More evidence of decline at Dartmouth

On Dartblog, Dartmouth senior Phil Aubart speaks from personal experience about a significant problem at Dartmouth — the difficulty students have in enrolling in desirable courses. The problem is not confined to underclassmen. As a senior minoring in Government, Aubart still faces the prospect of being shut-out of the Government seminar of his choice. And this was after declaring a Government minor in order to take other courses he wanted within the department. That decision, in turn, prevented him from being able to pursue courses he was interested in outside of his major and minor departments because in order to maintain his Government minor, he had to fill space in his schedule with Government courses that he wasn’t interested in.
The problem is hardly unique to Phil; my daugther has experienced variations of it. Nor is the problem new. When my daughter visited Dartmouth in the spring of 2006, a professor in the Government department warned her about it.
However, it certainly hasn’t always been this way at Dartmouth. The only time I was shut out of a class was when, as a freshman, I audaciously tried to get into a seminar taught by visiting professor Crane Brinton.

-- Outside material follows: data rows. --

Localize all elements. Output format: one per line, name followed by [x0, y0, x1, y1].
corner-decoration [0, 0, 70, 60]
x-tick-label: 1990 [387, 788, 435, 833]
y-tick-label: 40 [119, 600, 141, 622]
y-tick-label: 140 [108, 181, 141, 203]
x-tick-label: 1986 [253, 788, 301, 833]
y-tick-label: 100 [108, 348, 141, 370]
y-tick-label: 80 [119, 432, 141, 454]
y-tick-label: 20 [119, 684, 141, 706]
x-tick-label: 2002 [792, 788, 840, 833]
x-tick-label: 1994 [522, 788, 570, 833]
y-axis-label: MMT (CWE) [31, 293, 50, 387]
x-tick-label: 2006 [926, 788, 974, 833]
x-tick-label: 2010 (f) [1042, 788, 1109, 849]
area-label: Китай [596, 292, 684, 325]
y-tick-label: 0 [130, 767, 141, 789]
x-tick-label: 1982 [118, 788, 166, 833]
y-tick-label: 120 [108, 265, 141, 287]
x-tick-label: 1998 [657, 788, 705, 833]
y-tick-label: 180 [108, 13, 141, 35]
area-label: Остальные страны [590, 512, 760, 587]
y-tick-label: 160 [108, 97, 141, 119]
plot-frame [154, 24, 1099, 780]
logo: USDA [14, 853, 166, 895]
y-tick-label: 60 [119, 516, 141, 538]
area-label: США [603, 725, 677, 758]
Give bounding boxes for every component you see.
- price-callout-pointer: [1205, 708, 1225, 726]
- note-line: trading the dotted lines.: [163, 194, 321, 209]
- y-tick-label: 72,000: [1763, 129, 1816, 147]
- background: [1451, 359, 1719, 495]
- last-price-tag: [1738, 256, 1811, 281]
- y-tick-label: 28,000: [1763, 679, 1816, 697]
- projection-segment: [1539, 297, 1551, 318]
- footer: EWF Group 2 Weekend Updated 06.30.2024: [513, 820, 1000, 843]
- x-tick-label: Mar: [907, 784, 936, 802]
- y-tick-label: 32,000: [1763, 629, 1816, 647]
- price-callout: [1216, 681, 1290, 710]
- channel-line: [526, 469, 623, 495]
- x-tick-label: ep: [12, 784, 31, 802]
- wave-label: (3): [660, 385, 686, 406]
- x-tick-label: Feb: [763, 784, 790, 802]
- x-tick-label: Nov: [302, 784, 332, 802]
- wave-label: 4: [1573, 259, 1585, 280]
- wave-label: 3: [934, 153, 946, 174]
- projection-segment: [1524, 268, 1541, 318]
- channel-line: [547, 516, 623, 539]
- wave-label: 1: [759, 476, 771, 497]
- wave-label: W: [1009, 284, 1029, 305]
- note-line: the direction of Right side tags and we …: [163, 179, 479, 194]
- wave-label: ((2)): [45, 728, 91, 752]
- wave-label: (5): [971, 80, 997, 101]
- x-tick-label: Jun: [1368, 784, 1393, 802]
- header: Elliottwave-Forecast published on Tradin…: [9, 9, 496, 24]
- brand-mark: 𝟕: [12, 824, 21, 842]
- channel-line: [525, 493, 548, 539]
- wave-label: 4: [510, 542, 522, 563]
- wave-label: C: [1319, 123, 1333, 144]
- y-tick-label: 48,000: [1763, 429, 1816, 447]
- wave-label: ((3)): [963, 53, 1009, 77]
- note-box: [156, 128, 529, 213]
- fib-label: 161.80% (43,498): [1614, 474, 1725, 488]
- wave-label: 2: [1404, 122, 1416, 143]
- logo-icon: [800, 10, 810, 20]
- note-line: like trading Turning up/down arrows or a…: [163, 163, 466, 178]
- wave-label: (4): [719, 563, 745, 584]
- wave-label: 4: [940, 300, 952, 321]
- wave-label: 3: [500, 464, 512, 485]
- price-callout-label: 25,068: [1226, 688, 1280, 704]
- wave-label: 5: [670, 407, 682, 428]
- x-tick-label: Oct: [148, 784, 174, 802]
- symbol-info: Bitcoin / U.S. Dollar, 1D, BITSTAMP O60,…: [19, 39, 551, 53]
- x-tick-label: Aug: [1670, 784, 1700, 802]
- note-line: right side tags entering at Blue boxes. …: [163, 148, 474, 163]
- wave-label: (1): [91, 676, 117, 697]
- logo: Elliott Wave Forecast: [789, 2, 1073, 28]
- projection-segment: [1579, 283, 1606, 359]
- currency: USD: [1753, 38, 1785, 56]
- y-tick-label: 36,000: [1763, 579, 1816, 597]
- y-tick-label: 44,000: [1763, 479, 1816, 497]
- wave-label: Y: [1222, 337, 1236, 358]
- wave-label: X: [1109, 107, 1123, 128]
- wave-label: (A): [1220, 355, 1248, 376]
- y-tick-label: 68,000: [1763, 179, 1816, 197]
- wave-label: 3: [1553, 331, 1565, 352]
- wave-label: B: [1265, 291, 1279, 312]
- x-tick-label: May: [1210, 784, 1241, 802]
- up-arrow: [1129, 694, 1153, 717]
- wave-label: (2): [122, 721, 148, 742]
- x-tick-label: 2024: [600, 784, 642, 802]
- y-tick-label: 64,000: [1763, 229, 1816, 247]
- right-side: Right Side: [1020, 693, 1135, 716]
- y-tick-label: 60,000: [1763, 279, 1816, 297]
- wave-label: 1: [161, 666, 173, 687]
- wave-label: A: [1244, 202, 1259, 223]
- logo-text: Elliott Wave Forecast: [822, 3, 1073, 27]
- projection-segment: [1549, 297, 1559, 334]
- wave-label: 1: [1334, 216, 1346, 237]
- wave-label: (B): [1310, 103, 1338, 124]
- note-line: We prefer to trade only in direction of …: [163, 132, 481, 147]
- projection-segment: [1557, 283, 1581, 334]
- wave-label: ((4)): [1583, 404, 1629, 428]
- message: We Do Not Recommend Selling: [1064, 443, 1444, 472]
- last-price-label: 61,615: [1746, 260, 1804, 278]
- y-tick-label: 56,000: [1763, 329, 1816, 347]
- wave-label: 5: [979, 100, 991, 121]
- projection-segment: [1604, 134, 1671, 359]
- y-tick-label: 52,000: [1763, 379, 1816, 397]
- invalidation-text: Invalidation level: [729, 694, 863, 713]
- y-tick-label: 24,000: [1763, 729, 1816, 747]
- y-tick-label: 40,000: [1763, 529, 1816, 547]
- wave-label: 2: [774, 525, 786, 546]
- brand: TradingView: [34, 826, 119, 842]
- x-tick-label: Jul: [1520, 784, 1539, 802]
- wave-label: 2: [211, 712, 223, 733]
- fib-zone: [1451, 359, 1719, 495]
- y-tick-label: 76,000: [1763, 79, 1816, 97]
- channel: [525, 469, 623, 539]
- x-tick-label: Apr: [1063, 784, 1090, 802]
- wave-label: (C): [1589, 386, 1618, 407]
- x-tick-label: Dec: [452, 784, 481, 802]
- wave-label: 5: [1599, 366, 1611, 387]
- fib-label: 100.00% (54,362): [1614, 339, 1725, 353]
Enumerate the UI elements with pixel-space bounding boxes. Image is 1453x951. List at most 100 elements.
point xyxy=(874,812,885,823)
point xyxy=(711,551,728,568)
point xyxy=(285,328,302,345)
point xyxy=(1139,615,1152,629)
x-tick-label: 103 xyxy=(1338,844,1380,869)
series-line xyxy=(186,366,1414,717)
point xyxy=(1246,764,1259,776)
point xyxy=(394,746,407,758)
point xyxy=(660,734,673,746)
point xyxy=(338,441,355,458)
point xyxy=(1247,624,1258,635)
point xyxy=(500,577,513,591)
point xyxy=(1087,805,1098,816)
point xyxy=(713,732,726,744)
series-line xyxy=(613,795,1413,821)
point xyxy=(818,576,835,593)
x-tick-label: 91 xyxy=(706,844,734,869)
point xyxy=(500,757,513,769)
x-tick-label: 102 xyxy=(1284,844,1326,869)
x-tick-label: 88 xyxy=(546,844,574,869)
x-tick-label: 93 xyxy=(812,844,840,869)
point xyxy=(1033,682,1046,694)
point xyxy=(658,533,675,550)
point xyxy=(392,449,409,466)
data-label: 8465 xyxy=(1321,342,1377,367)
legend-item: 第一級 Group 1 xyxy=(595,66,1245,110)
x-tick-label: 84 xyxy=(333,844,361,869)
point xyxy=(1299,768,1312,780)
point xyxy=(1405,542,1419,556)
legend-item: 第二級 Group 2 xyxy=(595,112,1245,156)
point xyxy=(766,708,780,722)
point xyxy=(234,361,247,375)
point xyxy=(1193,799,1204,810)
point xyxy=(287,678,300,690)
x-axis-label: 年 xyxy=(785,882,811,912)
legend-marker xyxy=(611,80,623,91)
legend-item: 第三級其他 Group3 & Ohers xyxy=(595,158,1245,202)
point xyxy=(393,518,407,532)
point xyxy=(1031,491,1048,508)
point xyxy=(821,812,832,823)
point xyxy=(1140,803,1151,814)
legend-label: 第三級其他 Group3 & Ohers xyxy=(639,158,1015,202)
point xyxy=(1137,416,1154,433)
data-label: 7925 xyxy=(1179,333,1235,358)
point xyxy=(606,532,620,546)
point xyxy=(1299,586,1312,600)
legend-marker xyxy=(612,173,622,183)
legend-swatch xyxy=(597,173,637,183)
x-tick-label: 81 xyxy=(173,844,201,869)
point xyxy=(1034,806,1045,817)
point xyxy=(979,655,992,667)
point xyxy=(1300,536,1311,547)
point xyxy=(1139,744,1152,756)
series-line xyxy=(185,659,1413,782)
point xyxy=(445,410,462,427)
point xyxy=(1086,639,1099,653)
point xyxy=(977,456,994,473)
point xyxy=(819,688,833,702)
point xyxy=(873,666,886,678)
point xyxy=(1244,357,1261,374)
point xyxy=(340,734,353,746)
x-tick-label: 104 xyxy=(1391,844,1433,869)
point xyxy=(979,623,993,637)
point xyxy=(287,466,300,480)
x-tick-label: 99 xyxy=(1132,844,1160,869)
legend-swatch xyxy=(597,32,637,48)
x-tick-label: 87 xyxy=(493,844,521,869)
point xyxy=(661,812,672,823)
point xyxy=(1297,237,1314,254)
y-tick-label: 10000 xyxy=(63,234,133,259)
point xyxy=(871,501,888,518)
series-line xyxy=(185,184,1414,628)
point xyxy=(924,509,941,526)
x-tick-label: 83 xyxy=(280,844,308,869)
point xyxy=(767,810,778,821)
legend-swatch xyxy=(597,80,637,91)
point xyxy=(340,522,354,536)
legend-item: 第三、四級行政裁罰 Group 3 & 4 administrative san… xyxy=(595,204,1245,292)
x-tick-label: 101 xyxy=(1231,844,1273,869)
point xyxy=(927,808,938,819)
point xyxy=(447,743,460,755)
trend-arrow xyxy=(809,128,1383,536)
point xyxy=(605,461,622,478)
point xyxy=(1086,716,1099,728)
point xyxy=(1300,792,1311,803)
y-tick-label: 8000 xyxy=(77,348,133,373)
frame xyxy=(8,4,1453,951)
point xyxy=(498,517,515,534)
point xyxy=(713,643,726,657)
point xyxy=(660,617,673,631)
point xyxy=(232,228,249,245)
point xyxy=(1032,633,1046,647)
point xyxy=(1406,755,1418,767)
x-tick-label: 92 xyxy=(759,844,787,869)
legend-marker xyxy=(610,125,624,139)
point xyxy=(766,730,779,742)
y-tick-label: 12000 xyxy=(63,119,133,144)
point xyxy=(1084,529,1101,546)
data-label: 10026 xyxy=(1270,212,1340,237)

Joe Asch has argued, convincingly, that the problem is related to the shocking expansion of the Dartmouth bureaucracy during the past 10 years. If some of the resources that have financed that expansion had been devoted to hiring more professors in over-subscribed departments, students like Phil would be able more consistently to get into the courses of their choice and wouldn’t be forced to make so many trade-offs in order to “game the system.”